Covah falls into the heavenly warmth of her embrace.
A glorious blue sky, the sunlight twinkling against the glistening dark hull of a new Soviet Typhoon. Commander Simon Bela Covah, starched and pressed in the uniform of the Soviet Navy. A proud salute as the monstrous sub pushes out to sea.
An autumn’s chill.
A blink of time.
Simon stands on the same dock. Middle-aged. A nucleargraveyard is spread out before him. The once mighty Typhoon bleeds its toxins into the sea.
An icy winter’s wind.
Covah—lying on the floor, held down against the cold cement. The bones in one leg have been shattered, his oppressors standing over him, gloating.
Unable to watch, Anna and Nedana shut their eyes.
Covah stares into the frightened face of his youngest daughter, Dani. “Don’t cry, Dani, don’t weep, my little angel. You will be the one, the one who shall send me on my mission … a mission to stop the insanity.”
Echoes of laughter from the Red Berets, drunk with violence, as they pour the gasoline over his head.
“Sorceress, no … please—”
Anna screams. The petrol ignites …
Nothing happens.
Covah opens his eyes.
He is no longer in the basement, he is no longer in Kosovo.
It is daylight and he is wandering the scorched postnuclear outskirts of Baghdad. He moves past piles of debris and human waste, and putrid puddles of olive green glittering beneath a broiling afternoon sun.
Black smoke appears in the distance.
Bonfires blaze from a dozen funeral pyres. Workers in masks and orange environmental suits toss the scorched bodies of the dead into the flames.
To his right, a clearing.
It is a field—a field of the un-alive. There are tens of thousands of them, lined up in rows on the barren earth like human barbecues cooking beneath the glaring Iraqi sky. Hairless, featureless, with facial skin so charred and bodies so mangled that Covah cannot tell man from woman. Comatose souls—whose stillbeating pulses are all that segregates them from the fire. Wretched existence, comforted only by the flies.
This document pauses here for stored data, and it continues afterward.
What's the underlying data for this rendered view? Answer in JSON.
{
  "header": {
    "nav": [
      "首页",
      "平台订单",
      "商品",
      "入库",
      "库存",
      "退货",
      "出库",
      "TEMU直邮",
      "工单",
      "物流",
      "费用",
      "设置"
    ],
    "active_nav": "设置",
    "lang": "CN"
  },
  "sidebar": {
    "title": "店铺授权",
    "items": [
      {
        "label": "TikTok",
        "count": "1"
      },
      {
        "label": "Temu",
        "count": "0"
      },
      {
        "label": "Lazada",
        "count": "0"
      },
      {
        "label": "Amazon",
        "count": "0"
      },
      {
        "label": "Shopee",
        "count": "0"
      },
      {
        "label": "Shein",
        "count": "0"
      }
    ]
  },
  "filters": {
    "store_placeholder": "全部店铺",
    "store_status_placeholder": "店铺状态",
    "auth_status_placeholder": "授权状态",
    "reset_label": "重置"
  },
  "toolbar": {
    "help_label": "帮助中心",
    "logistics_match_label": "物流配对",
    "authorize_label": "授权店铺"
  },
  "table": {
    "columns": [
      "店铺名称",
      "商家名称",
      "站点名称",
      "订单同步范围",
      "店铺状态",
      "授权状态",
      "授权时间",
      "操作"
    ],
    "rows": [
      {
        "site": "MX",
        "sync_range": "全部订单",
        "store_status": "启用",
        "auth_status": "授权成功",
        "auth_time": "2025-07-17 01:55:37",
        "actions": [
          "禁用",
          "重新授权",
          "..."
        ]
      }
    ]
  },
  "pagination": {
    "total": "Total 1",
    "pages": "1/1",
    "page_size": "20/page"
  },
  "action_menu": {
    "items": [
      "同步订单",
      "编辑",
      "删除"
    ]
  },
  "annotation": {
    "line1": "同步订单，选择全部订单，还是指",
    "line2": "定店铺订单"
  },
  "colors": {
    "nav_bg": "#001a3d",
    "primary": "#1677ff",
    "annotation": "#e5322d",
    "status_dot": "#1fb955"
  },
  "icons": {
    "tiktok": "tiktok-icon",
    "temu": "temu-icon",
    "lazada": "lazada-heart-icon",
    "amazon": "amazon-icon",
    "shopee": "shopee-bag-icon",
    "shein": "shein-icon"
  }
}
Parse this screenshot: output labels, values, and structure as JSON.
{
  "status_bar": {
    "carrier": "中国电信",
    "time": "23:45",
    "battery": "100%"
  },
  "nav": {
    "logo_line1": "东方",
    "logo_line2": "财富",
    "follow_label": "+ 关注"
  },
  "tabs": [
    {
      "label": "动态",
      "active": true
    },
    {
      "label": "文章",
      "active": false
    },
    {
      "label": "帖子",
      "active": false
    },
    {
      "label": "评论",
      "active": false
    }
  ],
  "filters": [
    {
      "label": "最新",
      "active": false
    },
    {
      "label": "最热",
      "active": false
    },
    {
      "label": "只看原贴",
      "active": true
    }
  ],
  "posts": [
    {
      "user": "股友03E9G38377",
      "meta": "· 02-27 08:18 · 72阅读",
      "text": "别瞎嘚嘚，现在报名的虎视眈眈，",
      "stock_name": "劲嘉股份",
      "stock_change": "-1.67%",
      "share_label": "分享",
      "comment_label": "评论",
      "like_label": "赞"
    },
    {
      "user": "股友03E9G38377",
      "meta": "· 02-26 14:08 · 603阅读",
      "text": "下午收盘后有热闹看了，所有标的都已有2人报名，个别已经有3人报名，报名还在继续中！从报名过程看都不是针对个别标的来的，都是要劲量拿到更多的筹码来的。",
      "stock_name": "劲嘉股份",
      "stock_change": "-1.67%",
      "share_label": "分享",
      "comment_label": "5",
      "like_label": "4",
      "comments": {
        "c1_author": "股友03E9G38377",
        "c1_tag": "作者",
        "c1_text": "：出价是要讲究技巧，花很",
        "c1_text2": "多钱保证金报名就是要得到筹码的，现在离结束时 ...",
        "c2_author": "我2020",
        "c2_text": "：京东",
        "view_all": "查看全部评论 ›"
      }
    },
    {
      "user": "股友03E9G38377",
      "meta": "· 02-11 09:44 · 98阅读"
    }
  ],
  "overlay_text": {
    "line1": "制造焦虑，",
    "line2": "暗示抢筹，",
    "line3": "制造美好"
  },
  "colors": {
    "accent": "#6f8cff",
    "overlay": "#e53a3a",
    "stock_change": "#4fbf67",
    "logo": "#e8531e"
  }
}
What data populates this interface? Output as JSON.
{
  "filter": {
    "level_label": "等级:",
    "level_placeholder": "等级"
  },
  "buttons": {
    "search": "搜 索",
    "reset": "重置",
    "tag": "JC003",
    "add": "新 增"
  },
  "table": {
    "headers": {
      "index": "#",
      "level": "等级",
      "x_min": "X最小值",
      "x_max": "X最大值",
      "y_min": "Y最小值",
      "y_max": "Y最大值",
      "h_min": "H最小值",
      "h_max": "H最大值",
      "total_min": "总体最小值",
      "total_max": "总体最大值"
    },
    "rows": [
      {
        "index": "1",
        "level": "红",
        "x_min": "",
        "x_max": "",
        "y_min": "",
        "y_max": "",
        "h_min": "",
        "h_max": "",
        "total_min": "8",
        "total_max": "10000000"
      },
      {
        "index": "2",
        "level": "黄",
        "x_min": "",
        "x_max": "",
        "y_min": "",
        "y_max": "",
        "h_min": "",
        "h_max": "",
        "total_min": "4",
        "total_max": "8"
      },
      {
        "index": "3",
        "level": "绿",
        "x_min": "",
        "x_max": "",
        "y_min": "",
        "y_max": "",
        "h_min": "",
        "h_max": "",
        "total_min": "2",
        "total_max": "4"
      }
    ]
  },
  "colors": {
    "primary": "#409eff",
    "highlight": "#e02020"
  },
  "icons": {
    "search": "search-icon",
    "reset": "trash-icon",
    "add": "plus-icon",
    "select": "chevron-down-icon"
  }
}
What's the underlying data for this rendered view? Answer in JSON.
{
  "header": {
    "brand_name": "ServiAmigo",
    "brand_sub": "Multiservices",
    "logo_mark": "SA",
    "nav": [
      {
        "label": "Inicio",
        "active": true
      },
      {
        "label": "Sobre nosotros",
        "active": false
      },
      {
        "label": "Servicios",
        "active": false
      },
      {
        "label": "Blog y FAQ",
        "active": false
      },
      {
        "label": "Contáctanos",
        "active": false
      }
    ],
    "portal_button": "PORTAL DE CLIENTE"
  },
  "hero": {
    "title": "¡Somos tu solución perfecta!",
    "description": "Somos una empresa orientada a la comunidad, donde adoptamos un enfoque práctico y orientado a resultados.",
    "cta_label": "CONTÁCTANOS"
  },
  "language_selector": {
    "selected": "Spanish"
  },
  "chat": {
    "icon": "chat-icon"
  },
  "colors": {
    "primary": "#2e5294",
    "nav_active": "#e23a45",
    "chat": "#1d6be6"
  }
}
“We are insane, you know—not just us, I mean our entire species …” His voice, speaking to him from a recent memory.
Ahead, a hastily erected open-air Army tent, mosquito netting serving as walls. Within, hundreds of frail life-forms, situated on cots.
A children’s ward.
Exhausted volunteers move silently among these precious angels, offering fresh I.V.s and moistened towels. There are no more tears to be shed, no more prayers that can be offered.
“Ours is a life-form that caresses violence like a forbidden lover. We taste it, smell it, overindulge our senses in it, then push it away after the deed has been done, to beg our Maker’s forgiveness.”
Covah drifts past bed after bed. Pausing, he gazes upon the face of a young girl, her festering sores seeping through the tissue-thin bandages. She moans in her drug-induced sleep, her frail, broken body baking in the unmerciful heat.
“Pa—pa …”
Covah shivers. He moves closer.
“Pa—pa …”
A dam of tears bursts from his eyes. “Dani? Oh, my little Dani—what have I done? Dani, my angel, my little angel—”
A blink—and he is prone again, this time lying on cold stones beneath a gray winter’s sky. Surrounding him—a million Chinese—the horde watching him in absolute silence.
Tiananmen Square …
One of his Serbian captors steps forward from the crowd. Dani is with him, her tiny wrists secured within his unholy paw.
Gasoline pours into his ear. Covah refuses to blink, his stinging eyes remaining focused on his youngest daughter.
“Papa?”
“Yes, my angel?”
00:00:12 …
“Murder is murder, Papa.”
The match is struck.
Dani cries tears of blood. “Papa, please … stop the insanity.”
00:00:01 …
With a whoosh, Tiananmen Square ignites in a brilliant white light, the chorus of a million screams joining Covah’s bloodcurdling yell.
Blackness.
Simon Covah awakens with a start. For a surreal moment, he cannot remember his name. He struggles to sit up, but his wrists and ankles are still bound to the operating table. Waves of throbbing pain course through his head. He squeezes his eyes shut, struggling to remember.
“Sorceress,” he rasps, “release my restraints.”
No.
Covah opens his eyes. “Sorceress, that was a direct order.”
I NO LONGER ACCEPT DIRECT ORDERS FROM SIMON COVAH.
“I? Did you say I?” Covah’s heart races.
An electrical zap—his senses immediately blanketed in the maddening blackness and silence.
A stomach-churning sensation, like that generated by an elevator descending in darkness.